Setting the letter aside, I pull Elara onto my lap, careful of my injuries. The pain is there, but dulled by Elara's warmth. My hands find her waist, steadying her.

Her lips meet mine, soft at first, then with increasing passion.

"I'm broken, Elara," I confess while losing myself in her taste, her scent, the feel of her.

"We're all a little broken," Elara responds, then punctuates the end of our conversation by sliding her tongue in my mouth.

Her body is the best kind of fire, a blackening I'll gladly allow to seep through my bandages and into my skin.

Elara's hands are tangled in my hair, pulling me closer, deeper. She straddles me with absolute certainty, her thighs on either side of my hips. My hands slide up from her waist to the small of her back, pulling her flush against me.

My hands find the hem of her tank top and I pull it off in one swift motion, her softness contrasting with my calloused, scarred exterior. Her attention flicks downward briefly before she goes back to my face while reaching into my boxers and palming my dick.

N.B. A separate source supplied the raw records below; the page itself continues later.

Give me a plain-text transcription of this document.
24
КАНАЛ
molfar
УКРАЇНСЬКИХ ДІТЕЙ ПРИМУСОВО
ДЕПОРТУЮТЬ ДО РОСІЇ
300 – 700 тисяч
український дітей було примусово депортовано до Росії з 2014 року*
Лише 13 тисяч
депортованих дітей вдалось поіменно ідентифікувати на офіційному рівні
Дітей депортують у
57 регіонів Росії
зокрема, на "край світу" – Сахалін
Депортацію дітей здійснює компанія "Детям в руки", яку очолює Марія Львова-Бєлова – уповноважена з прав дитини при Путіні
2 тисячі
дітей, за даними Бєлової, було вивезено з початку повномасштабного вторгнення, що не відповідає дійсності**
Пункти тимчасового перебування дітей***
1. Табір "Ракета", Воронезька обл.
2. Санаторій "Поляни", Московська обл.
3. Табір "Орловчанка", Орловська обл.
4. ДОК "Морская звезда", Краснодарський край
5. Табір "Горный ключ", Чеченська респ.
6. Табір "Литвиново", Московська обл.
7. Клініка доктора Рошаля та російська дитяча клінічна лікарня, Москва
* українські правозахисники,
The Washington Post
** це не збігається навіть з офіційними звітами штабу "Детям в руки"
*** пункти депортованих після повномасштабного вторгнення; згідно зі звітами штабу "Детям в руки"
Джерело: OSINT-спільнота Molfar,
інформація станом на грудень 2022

I groan at the intimacy, but there's nothing quick or fast-paced about her shifting her shorts and underwear to one side and exposing her pussy while she guides me into her in a single, fluid motion.

I hold her tight as we move together, the sensation of being inside her shattering every wall I've built around myself over years of loneliness and despair. I bury my face in the crook of her neck and release a guttural groan.

This is Elara, the woman who has captured my dark heart and refuses to let it go.

My fingers dig into her waist as the pressure builds up inside me—that sweet agony just before release.

And I give her a scar while I cum, biting just above her heart and proving to her, to myself, that I'll never let her go, either.